Ab dem 1. Januar 2027 greift bereits die nächste Stufe: Unternehmen mit einem Vorjahresumsatz von mehr als 800.000 Euro sind dann grundsätzlich verpflichtet, elektronische Rechnungen auszustellen. Für kleinere Betriebe gelten verlängerte Fristen. Spätestens ab 2028 ist die E-Rechnung im inländischen B2B-Bereich grundsätzlich für alle verpflichtend. Gerade für mittelständische Unternehmen ist es daher sinnvoll, die Umsatzgrenze im Blick zu behalten. Wer sich in der Nähe dieser Schwelle bewegt, sollte nicht erst in 2027 mit der Umstellung beginnen, denn Auswahl, Einführung und Testphase neuer Software für die Ausstellung von E-Rechnungen braucht Zeit.
Wen betrifft die Pflicht?
Die E-Rechnungspflicht gilt für Umsätze zwischen Unternehmen, die beide in Deutschland ansässig sind. Nicht betroffen sind Rechnungen an Privatkunden. Auch in bestimmten Sonderfällen, wie bei steuerfreien Umsätzen nach § 4 Nummer 8 bis 29 Umsatzsteuergesetz, gelten Besonderheiten. Umsatzsteuerliche Kleinunternehmer müssen grundsätzlich keine E-Rechnungen ausstellen, sind jedoch zum Empfang verpflichtet. Damit stellt sich auch für sie die Frage nach geeigneten technischen Lösungen. Selbst wer nur wenige Rechnungen im Jahr erhält, muss diese ordnungsgemäß verarbeiten und aufbewahren können.
Ein weiterer zentraler Punkt ist die Archivierung. Elektronische Rechnungen sind im ursprünglichen Datenformat zu speichern. Maßgeblich sind die Anforderungen der Grundsätze zur ordnungsmäßigen Führung und Aufbewahrung von Büchern, Aufzeichnungen und Unterlagen in elektronischer Form sowie zum Datenzugriff (GoBD). Die Daten müssen unveränderbar, vollständig und maschinell auswertbar bleiben. Ein bloßer Ausdruck oder die Umwandlung in ein anderes Dateiformat genügt nicht. Unternehmen sollten daher prüfen, ob ihr Dokumentenmanagementsystem diese Voraussetzungen erfüllt und ob interne Verfahrensdokumentationen angepasst werden müssen.

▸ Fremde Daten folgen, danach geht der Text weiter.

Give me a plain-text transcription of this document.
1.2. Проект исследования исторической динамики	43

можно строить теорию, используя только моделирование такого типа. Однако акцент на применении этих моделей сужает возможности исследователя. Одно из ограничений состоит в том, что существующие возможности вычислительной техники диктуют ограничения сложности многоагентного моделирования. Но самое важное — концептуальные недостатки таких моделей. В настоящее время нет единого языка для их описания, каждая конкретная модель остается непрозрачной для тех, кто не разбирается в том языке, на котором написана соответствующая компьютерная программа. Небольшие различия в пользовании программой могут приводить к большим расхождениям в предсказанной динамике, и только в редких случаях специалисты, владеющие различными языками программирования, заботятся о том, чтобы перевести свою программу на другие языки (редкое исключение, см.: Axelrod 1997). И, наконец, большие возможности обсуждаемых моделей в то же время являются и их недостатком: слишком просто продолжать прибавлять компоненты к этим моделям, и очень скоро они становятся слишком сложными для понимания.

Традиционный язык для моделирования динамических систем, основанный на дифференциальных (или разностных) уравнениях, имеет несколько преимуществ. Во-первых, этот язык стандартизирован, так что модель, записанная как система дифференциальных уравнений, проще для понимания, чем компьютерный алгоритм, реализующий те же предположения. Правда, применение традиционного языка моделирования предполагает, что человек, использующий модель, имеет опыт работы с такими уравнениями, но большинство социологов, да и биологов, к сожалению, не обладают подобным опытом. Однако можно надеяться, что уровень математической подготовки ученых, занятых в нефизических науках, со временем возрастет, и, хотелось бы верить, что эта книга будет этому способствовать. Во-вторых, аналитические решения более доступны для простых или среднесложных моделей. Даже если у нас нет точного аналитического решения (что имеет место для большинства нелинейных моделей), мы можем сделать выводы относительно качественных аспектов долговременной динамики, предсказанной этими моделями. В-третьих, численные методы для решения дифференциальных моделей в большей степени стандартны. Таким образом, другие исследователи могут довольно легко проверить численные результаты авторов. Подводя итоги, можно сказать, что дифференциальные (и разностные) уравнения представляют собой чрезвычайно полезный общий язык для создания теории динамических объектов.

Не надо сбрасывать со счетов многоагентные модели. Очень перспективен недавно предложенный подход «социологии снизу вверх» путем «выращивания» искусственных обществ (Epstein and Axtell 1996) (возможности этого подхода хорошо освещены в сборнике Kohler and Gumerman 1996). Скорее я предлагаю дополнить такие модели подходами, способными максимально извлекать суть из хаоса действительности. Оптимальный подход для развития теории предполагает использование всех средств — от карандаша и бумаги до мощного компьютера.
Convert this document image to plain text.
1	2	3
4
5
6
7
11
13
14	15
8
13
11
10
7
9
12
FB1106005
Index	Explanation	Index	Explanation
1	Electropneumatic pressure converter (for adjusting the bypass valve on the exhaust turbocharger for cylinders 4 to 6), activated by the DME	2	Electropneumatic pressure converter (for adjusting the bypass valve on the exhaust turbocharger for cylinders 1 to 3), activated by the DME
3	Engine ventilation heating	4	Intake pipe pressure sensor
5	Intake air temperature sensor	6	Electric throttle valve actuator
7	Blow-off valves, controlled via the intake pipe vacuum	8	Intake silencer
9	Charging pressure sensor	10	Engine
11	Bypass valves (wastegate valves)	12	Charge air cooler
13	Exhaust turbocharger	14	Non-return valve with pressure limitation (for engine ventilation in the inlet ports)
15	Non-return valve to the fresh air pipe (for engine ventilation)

Orgaaufwand nicht unterschätzen
Die Umstellung auf die E-Rechnung ist kein rein technisches Projekt. Sie betrifft Abläufe im Einkauf, in der Buchhaltung und teilweise auch im Vertrieb. Wer Rechnungen bislang manuell erfasst oder freigibt, muss Prozesse neu definieren. Zuständigkeiten, Prüfpfade und Vertretungsregelungen sollten klar geregelt sein. Andernfalls drohen Verzögerungen oder Fehler bei der Verbuchung.
Auch das Thema Datensicherheit gewinnt an Bedeutung. Elektronische Rechnungen enthalten sensible Unternehmensdaten. Entsprechend sollten Zugriffsrechte klar geregelt und regelmäßige Datensicherungen selbstverständlich sein.
Fazit
Auch wenn die gesetzlichen Fristen noch Spielraum lassen, sollte die Umstellung nicht auf die lange Bank geschoben werden. Kurz vor Ablauf der Übergangsfristen wird die Nachfrage nach Softwarelösungen und Beratung deutlich steigen. Wer jetzt ohne Zeitstress strategisch plant, kann Angebote vergleichen, Lösungen testen und seine Mitarbeiter schulen.
Daneben eröffnet die E-Rechnung durchaus auch praktische Vorteile. Denn standardisierte Datenformate reduzieren den Aufwand beim Erfassen und Fehlerquellen. Auch Zahlungsziele lassen sich leichter überwachen, und der gesamte Rechnungsprozess wird transparenter.
Dieser Beitrag ist eine Fortsetzung zum Artikel „E-Rechnung: Die neue Pflicht für Unternehmer“.